Abstract. The El Niño and Southern Oscillation (ENSO) constitutes the most prominent interannual climate variation mode in the climate system, originating from ocean-atmosphere interactions in the tropical Pacific. Accurately modeling ENSO variation has consistently posed a great challenge, exhibiting strong model-dependent representations and simulations of ENSO. This study presents a novel Hybrid Coupled Model (HCM), denoted as HCM_ROMS, built upon the Regional Ocean Modeling System (ROMS) that has been widely used for regional modeling studies.

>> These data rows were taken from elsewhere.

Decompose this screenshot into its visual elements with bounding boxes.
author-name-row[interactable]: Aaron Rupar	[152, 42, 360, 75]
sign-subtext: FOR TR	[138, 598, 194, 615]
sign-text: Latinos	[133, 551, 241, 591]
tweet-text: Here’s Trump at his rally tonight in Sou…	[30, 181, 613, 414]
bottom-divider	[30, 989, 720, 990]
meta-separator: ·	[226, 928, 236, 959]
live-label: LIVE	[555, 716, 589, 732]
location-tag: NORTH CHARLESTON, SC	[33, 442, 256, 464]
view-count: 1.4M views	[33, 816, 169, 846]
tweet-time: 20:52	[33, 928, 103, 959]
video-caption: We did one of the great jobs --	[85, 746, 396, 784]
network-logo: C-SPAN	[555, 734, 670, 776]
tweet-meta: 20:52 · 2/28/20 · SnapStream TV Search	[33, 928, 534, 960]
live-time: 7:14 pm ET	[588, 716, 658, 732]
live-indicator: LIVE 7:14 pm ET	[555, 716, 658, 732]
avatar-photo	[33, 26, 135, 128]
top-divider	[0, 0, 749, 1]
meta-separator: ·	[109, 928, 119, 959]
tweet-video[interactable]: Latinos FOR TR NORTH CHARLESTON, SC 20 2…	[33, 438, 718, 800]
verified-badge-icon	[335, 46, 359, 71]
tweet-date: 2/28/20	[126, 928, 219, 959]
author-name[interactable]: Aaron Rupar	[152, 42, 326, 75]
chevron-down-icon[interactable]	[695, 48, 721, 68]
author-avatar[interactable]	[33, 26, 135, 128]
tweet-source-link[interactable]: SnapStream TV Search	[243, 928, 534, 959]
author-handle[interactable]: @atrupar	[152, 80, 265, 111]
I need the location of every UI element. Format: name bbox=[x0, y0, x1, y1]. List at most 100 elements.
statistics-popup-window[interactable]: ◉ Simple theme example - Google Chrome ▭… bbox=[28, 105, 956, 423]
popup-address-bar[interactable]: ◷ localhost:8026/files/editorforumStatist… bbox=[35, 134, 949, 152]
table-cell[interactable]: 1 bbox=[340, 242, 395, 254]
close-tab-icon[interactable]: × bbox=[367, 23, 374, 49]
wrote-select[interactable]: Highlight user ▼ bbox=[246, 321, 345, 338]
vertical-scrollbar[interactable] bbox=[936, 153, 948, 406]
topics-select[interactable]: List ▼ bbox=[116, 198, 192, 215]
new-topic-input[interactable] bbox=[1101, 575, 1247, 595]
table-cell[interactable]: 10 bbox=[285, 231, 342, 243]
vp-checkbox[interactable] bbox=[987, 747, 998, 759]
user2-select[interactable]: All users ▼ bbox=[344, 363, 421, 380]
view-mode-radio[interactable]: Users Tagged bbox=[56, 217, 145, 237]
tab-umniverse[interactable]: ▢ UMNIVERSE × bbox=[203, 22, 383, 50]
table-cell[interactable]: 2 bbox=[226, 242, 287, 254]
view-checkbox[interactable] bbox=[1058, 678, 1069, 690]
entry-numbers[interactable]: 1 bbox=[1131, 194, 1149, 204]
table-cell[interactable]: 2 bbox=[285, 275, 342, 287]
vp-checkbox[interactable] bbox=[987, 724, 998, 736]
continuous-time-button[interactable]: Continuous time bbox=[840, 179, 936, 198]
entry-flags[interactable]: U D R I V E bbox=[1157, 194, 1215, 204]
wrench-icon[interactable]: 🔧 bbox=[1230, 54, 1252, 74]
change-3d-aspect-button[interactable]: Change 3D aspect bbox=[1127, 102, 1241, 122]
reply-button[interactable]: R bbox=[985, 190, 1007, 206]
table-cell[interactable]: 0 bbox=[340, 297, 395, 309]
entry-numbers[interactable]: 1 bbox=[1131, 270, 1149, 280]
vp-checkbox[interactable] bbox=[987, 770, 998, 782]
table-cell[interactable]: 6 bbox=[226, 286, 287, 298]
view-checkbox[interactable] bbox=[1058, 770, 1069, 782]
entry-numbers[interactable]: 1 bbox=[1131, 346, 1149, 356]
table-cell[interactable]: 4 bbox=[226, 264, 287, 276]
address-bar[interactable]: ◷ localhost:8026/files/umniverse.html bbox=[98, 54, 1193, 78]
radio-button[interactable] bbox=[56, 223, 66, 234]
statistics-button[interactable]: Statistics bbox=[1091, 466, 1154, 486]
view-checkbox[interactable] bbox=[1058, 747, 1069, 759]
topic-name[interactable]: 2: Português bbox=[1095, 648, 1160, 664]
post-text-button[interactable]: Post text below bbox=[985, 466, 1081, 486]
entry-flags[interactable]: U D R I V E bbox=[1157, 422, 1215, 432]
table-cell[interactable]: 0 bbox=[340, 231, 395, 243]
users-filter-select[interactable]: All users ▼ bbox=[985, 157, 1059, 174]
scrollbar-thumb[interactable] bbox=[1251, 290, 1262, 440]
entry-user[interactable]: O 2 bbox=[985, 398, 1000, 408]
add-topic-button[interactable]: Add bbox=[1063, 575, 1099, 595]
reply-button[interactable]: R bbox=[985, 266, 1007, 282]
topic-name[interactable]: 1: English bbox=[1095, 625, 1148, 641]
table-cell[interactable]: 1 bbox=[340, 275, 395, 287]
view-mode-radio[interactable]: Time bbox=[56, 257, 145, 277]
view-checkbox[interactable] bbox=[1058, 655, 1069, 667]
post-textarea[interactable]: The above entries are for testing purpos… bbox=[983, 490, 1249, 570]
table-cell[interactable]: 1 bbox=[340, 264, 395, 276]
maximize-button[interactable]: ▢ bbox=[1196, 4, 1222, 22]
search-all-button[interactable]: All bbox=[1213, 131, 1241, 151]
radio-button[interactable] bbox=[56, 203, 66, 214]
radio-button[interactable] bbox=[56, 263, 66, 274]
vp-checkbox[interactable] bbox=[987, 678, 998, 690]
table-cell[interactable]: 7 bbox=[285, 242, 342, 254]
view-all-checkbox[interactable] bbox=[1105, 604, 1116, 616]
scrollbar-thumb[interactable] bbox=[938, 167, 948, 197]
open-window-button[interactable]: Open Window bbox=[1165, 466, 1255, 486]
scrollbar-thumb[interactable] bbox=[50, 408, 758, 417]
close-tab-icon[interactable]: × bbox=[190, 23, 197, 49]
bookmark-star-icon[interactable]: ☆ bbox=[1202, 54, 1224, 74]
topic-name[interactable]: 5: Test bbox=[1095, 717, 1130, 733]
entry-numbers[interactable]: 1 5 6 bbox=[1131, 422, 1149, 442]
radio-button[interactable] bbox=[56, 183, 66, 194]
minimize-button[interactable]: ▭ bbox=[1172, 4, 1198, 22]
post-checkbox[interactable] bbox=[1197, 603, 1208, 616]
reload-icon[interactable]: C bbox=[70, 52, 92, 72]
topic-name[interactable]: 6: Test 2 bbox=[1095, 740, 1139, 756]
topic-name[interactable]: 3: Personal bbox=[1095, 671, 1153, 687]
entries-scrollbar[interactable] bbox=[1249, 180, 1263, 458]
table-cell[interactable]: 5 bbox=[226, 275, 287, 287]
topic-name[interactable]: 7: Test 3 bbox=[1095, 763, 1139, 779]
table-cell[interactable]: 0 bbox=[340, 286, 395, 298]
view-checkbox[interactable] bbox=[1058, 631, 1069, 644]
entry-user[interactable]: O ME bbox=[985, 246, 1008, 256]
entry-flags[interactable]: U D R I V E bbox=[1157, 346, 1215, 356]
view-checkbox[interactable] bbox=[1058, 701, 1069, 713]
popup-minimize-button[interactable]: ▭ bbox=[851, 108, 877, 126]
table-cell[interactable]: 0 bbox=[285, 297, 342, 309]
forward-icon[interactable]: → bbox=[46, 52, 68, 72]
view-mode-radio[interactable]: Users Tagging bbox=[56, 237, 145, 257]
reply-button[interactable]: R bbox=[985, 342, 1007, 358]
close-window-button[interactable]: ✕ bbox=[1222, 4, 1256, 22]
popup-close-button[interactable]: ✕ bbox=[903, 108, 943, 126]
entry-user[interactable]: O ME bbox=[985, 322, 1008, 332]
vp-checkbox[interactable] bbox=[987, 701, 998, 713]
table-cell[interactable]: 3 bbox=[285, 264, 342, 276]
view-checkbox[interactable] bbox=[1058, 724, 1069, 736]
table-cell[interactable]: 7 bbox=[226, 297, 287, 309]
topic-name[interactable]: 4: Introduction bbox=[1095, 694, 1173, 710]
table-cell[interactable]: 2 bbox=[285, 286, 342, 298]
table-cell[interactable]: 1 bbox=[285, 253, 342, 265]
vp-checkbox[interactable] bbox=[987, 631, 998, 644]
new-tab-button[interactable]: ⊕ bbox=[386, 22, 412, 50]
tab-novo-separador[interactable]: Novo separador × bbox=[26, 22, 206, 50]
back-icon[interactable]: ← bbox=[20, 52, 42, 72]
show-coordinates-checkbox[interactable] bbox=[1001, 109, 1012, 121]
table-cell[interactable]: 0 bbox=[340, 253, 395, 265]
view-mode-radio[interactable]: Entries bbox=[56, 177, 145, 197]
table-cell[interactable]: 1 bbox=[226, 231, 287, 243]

For basin-wide applications to the tropical Pacific, here, the ROMS is incorporated with a statistical atmospheric model, which is based on singular value decomposition (SVD), capturing interannual relationships of atmospheric perturbations such as wind stress and freshwater flux anomalies with sea surface temperature (SST) anomalies. The model is constructed in a flexible way so that various components representing atmospheric forcing and oceanic biogeochemistry can be easily included as a module in the HCM_ROMS. Results demonstrate that the HCM_ROMS can simulate a stable quasi-three-year ENSO cycle when the interannual wind stress coupling coefficient, α_τ , is set at 1.5. The HCM_ROMS reproduces the three-dimensional (3D) evolution of ENSO-related anomalies, revealing that the most pronounced temperature anomalies occur beneath the surface at 150 m. The interannual temperature anomaly budget highlights the dominance of the advection process in the simulated ENSO. Vertical mixing contributes negatively to ENSO anomalies, damping temperature anomalies from the surface due to the turbulent heat flux feedback. This newly developed HCM_ROMS is poised to serve as an efficient modeling tool for ENSO research in the future.